How many times I’ve had to traverse freeways or highways to get to the mall or a particular shop, or instead walk for 10+ miles to get to a place I wanted to go to.
It never occurred to me that this scarcity of public transport, and the inconveniently placed highway was an intentional means of keeping segregation in place. Yes, the hotels we’d stay in were always in the “white” part of town, and then – as the video highlights – the freeway or highway was simply the “now, I am telling you, I am not a wall” wall.
I did always look at it from a logistics challenge point of view, but that’s mostly aimed at the decline of transregional or even national train routes. “Once you reach the end of the construction or maintenance routine of the line, where you started is already in decline again”.
Karin, remember where you picked up this merry-go-happy pedestrian?
Debbi, remember how you picked me up from York, PA, to drive to Philly, just so I could get on the megabus to NYC?
Or, Jesy, me trying to find out which buses – if any – I could take to get to Plato’s Closet locations in the area? Yes, in, and since 2016, I had a very particular interest for those shops@
Or Erick, you picking up/dropping off me at Tampa Downtown Greyhound in your sparkly hip car? It caused some rubbernecking and double takes.

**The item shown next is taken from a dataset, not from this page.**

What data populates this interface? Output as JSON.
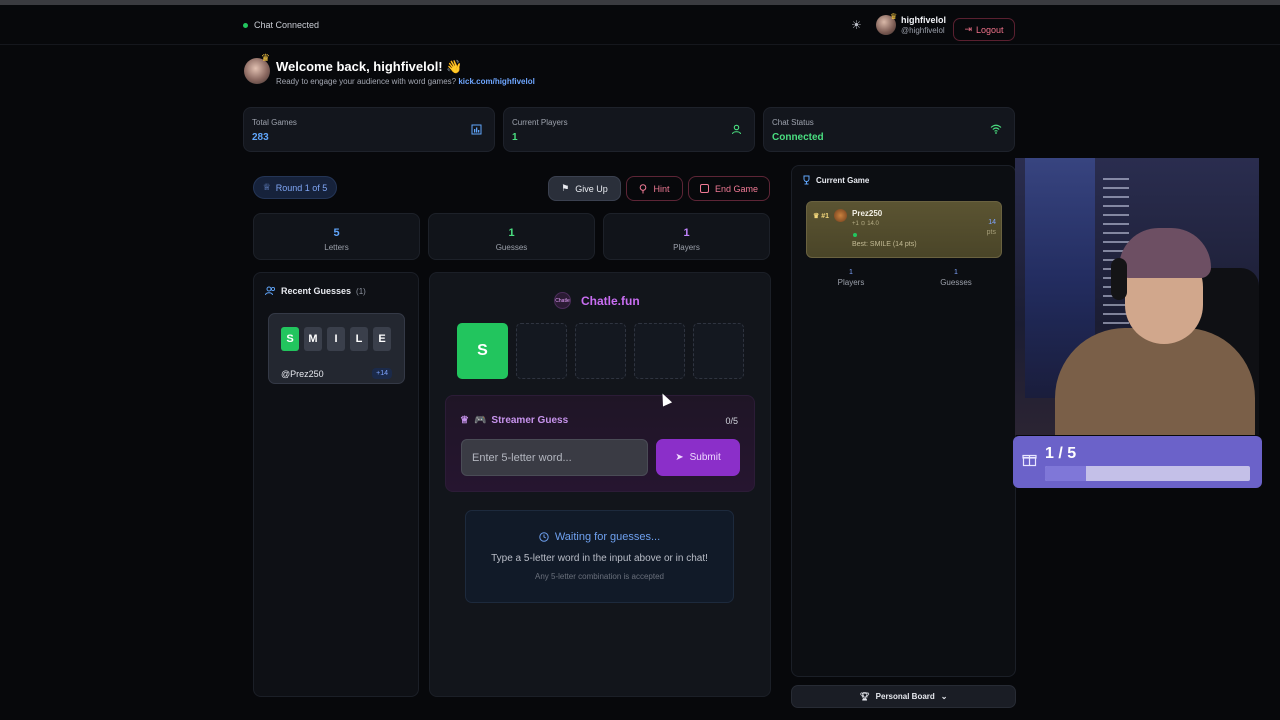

On that 2016 fall tour with Blind Guardian (to date, the last time I toured the USA), I did a combined 90 miles of walking and public transport to get to/from 6 Plato’s Closet and 2 Beauty Supply Warehouse locations from where our bus/hotel/venue was at.
I always remember locals telling me things like “no, don’t take public transport, don’t get on Greyhound, it’s ‘dangerous'”.
It was never dangerous. It wasn’t even uncomfortable.
Even since 2016, when I started presenting female.
I never once felt even remotely unsafe or in danger.
I had a comfortable seat, free wifi, and I brought my own cookies, chocolate, and fruit. My destination was always “only X amount of movies or episodes ahead”, never once was it “oh, only X amount more hours of not getting stabbed or robbed ahead”.
The only times I felt in danger were when I had to walk from A to B with no sidewalk being present, or needing to traverse 2 x 6 rows of speeding traffic…
Or, I have this particular recollection from Orlando Greyhound terminal, where me and my luggage were under more scrutiny than at airports. Obviously, I was smuggling contraband, weapons, or people…. Right?
My fellow public transport travellers were – without fail – definitely “always limited to a certain crowd”. And I can tell you, it wasn’t by their free will.
And I’d be the one clean-clothed & white person sticking out like a sore thumb. I had double positive intersectionality there.
And I feel terribly sorry for my fellow travellers now, because it is finally dawning upon me why it was – and is – like that.